Detrazioni IRPEF sul canone di locazione nel modello 730/2026: chi può richiederle, quali sono gli importi aggiornati e quando non serve spostare la residenza anagrafica.
- Nel 730/2026 è possibile detrarre le spese di affitto, ma solo in presenza di specifici requisiti legati al contratto, al reddito e all’uso dell’immobile.
- In alcuni casi – come per gli studenti universitari fuori sede – la detrazione spetta anche senza trasferire la residenza anagrafica.
- La Legge di Bilancio 2025 ha introdotto un tetto massimo alle detrazioni per i redditi oltre i 75.000 euro, tramite il meccanismo del quoziente familiare.
Le detrazioni per le spese di affitto sono una delle agevolazioni fiscali più richieste in Italia, eppure molti contribuenti non le richiedono per mancanza di informazioni chiare. Chi vive in affitto può recuperare una parte dell’IRPEF lorda direttamente in dichiarazione dei redditi, con importi che variano da 150 a 2.000 euro a seconda della propria situazione. Ma è davvero necessario cambiare la residenza per ottenerle? La risposta non è sempre scontata, e dipende dalla categoria a cui appartieni.

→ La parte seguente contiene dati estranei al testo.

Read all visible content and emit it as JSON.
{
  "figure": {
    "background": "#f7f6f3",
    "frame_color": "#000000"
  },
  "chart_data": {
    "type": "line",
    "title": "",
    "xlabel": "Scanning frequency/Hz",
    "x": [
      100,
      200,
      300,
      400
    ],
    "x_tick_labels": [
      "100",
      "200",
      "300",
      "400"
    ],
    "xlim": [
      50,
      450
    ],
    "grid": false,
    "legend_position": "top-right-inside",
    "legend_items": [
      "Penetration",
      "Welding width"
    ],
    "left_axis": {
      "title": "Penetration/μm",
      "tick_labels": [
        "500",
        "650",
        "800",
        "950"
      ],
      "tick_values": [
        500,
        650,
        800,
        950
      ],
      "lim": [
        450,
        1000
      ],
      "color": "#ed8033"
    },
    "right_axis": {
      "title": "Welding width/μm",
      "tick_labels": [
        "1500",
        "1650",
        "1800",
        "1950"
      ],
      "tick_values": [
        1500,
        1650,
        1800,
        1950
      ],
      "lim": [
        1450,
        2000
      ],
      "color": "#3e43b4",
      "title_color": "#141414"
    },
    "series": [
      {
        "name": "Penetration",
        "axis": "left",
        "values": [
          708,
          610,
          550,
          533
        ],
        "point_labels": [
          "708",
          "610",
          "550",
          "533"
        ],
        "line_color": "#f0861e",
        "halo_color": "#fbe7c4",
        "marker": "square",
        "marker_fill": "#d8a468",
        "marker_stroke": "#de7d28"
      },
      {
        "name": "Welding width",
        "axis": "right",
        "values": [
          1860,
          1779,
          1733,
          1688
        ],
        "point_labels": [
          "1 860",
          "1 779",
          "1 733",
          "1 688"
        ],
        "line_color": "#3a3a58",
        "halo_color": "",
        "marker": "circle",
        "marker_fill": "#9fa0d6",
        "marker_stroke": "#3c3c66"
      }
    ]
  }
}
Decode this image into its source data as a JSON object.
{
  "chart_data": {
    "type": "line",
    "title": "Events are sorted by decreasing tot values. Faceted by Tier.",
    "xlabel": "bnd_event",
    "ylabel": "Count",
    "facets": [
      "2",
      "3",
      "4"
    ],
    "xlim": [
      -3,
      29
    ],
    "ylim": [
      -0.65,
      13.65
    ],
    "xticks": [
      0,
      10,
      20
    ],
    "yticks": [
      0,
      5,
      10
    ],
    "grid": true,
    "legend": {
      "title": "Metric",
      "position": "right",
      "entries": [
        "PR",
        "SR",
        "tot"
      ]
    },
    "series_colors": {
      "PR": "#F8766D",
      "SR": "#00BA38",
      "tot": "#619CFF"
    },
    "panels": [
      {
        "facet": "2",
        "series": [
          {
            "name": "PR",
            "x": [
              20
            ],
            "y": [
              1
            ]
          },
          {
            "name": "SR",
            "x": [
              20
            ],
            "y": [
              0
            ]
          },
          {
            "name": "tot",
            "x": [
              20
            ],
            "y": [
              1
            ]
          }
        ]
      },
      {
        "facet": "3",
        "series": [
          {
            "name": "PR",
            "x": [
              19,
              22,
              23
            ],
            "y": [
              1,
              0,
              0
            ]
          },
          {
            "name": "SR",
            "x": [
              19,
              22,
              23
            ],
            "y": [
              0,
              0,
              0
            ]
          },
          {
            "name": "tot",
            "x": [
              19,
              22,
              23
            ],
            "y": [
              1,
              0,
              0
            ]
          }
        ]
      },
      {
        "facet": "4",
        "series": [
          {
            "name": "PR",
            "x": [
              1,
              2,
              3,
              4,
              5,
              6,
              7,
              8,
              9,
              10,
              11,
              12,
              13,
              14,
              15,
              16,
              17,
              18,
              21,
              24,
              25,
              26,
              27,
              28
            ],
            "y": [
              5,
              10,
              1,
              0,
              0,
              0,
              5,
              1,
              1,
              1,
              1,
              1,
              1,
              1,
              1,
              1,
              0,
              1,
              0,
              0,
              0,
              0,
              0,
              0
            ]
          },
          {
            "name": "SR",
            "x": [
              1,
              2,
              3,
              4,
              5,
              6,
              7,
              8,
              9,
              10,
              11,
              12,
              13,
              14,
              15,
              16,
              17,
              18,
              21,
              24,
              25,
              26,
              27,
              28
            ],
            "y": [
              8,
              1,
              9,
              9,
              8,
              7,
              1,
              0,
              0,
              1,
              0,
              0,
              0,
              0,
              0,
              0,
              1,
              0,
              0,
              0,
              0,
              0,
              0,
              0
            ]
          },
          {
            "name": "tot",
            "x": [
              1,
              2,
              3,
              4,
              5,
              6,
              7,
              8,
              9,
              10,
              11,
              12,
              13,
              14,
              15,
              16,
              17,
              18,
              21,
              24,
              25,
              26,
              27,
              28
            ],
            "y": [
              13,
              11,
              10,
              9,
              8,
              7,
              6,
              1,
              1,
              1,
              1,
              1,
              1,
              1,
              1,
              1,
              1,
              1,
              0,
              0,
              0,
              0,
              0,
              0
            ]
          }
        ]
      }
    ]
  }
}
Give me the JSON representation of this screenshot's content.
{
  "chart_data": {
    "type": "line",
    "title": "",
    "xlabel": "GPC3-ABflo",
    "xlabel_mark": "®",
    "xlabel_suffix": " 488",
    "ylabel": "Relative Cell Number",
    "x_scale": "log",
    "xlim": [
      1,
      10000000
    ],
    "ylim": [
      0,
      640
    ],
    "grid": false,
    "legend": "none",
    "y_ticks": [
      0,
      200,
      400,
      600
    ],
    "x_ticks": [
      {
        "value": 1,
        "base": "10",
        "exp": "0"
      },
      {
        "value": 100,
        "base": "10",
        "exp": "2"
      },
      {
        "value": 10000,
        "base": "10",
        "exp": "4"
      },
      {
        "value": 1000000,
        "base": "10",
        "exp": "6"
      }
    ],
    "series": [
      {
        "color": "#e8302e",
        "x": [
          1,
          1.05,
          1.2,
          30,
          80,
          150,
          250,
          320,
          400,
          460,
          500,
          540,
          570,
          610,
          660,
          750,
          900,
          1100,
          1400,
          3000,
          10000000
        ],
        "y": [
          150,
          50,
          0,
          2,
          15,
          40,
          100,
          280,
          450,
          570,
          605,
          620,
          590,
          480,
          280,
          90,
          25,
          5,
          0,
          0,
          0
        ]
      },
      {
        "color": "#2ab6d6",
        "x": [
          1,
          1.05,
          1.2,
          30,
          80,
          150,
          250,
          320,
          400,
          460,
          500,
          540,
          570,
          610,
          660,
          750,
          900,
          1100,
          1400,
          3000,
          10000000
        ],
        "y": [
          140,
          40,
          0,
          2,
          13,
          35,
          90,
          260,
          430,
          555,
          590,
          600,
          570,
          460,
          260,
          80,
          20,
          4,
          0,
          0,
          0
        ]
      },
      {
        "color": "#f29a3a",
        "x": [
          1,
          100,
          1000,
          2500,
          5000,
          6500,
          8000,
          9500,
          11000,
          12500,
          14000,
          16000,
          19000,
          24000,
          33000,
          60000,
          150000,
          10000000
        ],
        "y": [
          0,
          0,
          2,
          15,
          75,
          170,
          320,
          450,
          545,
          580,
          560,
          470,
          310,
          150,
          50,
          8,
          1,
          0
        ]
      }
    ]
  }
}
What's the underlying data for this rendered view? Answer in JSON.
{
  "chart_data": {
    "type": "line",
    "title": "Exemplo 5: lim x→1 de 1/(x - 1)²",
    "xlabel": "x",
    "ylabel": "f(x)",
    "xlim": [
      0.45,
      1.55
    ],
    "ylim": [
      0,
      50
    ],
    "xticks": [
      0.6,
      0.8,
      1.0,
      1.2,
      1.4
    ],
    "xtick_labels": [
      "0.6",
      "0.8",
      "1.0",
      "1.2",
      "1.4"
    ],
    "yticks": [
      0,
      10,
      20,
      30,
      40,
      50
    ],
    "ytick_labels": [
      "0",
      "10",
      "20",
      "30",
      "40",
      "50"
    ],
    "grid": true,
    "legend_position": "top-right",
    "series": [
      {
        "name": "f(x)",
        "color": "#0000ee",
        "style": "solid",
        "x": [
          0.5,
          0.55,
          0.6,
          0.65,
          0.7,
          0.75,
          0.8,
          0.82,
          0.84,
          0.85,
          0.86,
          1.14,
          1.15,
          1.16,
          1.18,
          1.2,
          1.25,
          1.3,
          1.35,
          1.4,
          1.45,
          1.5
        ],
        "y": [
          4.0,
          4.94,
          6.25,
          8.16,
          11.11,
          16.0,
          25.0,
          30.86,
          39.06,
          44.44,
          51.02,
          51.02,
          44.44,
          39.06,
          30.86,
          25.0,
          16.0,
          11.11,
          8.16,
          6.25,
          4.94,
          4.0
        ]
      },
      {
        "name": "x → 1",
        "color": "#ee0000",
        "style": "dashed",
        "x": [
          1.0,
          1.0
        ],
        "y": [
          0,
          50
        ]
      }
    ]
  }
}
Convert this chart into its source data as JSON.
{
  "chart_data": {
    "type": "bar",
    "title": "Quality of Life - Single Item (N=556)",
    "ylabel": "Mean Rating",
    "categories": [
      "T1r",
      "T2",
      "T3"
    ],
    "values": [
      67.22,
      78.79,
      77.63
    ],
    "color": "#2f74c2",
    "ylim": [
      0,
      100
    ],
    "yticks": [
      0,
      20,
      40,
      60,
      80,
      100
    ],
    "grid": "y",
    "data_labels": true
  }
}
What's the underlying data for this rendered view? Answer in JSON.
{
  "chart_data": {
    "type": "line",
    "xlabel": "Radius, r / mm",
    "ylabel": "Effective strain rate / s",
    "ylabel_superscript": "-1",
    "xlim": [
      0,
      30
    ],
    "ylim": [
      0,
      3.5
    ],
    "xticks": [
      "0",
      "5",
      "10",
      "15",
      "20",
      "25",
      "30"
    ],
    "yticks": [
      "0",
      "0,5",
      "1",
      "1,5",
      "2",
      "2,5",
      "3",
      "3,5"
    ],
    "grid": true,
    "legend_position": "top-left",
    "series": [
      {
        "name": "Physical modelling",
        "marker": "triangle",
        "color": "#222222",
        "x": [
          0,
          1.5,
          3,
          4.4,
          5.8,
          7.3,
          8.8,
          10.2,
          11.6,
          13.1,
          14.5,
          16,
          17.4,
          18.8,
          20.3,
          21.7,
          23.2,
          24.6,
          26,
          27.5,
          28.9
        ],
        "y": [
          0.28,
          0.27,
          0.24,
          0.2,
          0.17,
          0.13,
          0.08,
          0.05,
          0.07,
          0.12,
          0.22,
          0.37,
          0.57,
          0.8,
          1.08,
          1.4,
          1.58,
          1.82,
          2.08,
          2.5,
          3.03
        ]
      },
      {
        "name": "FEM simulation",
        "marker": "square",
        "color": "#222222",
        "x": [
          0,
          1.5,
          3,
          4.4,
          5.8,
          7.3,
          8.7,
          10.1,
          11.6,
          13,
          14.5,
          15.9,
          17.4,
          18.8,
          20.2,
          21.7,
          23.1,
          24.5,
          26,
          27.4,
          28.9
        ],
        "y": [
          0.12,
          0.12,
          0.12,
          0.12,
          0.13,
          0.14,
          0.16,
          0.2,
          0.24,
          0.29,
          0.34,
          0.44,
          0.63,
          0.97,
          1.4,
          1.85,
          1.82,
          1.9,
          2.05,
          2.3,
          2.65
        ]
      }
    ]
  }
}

Detrazioni per le spese d’affitto senza cambio residenza
Le detrazioni per il canone di locazione sono disciplinate dall’art. 16 del TUIR (Testo Unico delle Imposte sui Redditi) e spettano agli inquilini che detengono un contratto di locazione registrato su un immobile adibito ad abitazione principale. Riducono direttamente l’IRPEF lorda – non il reddito imponibile – e si inseriscono nel Quadro E, rigo E71 del modello 730/2026.
Le principali tipologie previste sono:
- detrazione per affitto di abitazione principale con contratto a canone libero (4+4);
- detrazione per contratto a canone concordato (3+2, ai sensi della Legge 431/1998);
- detrazione per giovani tra i 20 e i 31 anni non compiuti;
- detrazione per lavoratori dipendenti trasferiti per motivi di lavoro.
Sono esclusi dal beneficio i contribuenti in regime forfettario, poiché i loro redditi non sono soggetti a IRPEF ordinaria.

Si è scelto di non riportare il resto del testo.